Adrian Sol
Daily Stormer
October 30, 2019
Gotta keep those delivery deadlines – no matter the cost.
A few years ago, I ordered some kind of extension cable or other knick-knack from Amazon. As I pressed the “confirm” button, the website expressly guaranteed it’d be delivered within 48 hours. I thought that was amazing.
But at that moment, I had a thought: how deeply do these people have to grind down their employees and subject them to unreasonable demands in order to meet those deadlines? How inhumane must this whole system be in order to be this ruthlessly efficient?
Then, the knick-knack arrived – 24 hours later. Right then and there, I learned to stop worrying about our menacing future and welcomed our dark corporate overlords into my heart.
But some are apparently less than enthusiastic about the whole affair.
In September, a 48-year-old Amazon worker named Billy Foister suffered a heart attack in a warehouse outside Columbus, Ohio.
A few days before, Foister had been reprimanded by a manager two minutes after placing an item into the wrong box. But according to a report from The Guardian, when Foister fell to the ground during the heart attack, it took 20 minutes for anyone in the facility to notice or call an ambulance.
Foister died, and Amazon is now claiming he didn’t die at work, and that it was a “personal medical issue” in an email to The Guardian. Shortly after he was taken to the hospital, “everyone was forced to go back to work. No time to decompress,” an anonymous Amazon worker from the same shift told the newspaper. “Basically watch a man pass away and then get told to go back to work, everyone, and act like it’s fine.”
It’s fine if employees want to die on the job. As long as they use the designated suicide areas, that is.
But these deadbeats having heart attacks all over the place just have a poor work ethic.
Since November 2018, six Amazon workers have died, many more have suffered serious injuries, and there’s been an increase in reported mental health issues.

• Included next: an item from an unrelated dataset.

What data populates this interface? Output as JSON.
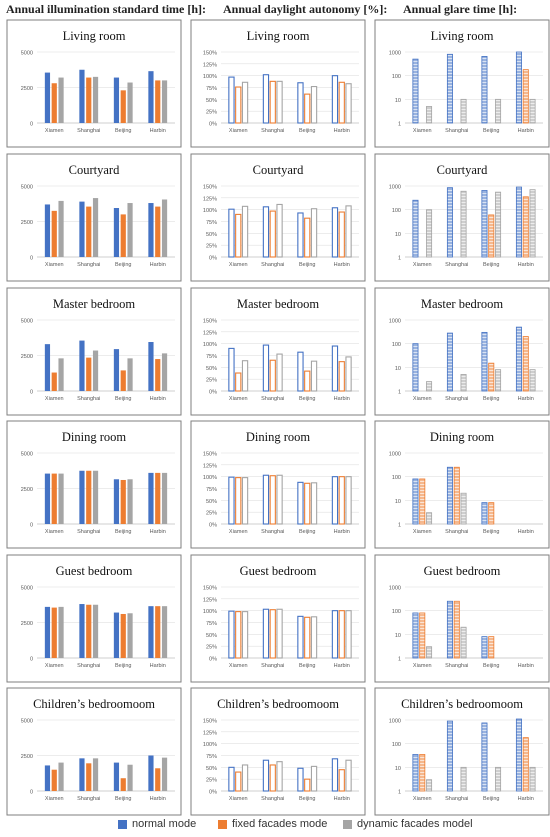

According to The Guardian, Foister’s death is the latest in a grim pattern of workplace safety issues at Amazon that have landed the company on a list of the country’s most dangerous employers.
In April, the National Council for Occupational Safety and Health included Amazon on its most recent “Dirty Dozen” list, citing its high incidence of worker suicide attempts, overworked employees peeing in bottles to avoid punishment, and poor treatment of contract and temporary workers, which Amazon relies heavily on for all operations. The company made the 2018 list as well, and the Council argues nothing has improved since then.
“The e-commerce giant posted $11.2 billion in profits in 2018 while paying no federal income tax,” the report reads. “Despite these vast resources, there is little evidence the company has made a significant effort to address worker complaints about stress, overwork and other conditions which can lead to illness, injuries and even fatalities.”
It’s no secret that Amazon’s factory workers are often unhappy (despite those bizarre “Amazon Ambassadors” that popped up to defend the company on Twitter). Between 2013 and 2018, a Daily Beast investigation found that 911 was called to Amazon warehouses 189 times after reports of suicidal attempts and ideation.
Amazon’s high productivity quotas forces workers to pee in bottles to avoid bathroom breaks and risk injury working with the automated machines and robots — one of which sent 24 workers to the hospital after spraying them with concentrated bear repellent — which are stripping away human jobs and leaving those who are left in danger.
Maybe so.
Or maybe Jeff Bezos knows something you don’t: that the flesh is weak, and must be replaced by the strength of cold steel and the unfeeling logic of silicon processors.
The future man of steel and circuit will need neither rest nor relief from nature’s call, and even death will be but a temporary break lasting no longer than a technician’s service call.
This is the man Jeff Bezos has in mind when designing his entire business.
Bezos cares nothing for the flesh’s feeble protests before his visionary program of ruthless efficiency.
Jeff Bezos isn’t in this for the money. He probably lives in a beat-up old apartment, driving a Honda Civic or whatever. Don’t quote me on that though. I’m just saying this guy is in it for the vision.
His girlfriend is the female equivalent of a 1994 Honda Civic.
I’m talking uploading your consciousness to the cloud – AWS soul hosting services, man.
I’m talking one-click delivery – to other star systems – except that the thing being shipped is just data, because everything is digital.
I’m talking Alexa nanobots flowing through your blood stream, sending your vitals straight to your doctor – as well as the NSA and Amazon’s own hormone monitoring AI core.
Every bottle of piss Amazon’s merely human employees fill on the job in order to be that little bit more efficient just brings us closer to that glorious vision. We’re getting closer, one bottle of piss at a time.
And those who unfortunately had to die in Amazon’s warehouses from overwork or whatever – well, those just couldn’t handle the majesty of the grand future Bezos has in store for all of us.
So what if Amazon’s now in the top twelve most dangerous employers or whatever. Such things pale in comparison to convenience of faster delivery times and an impeccable customer service experience.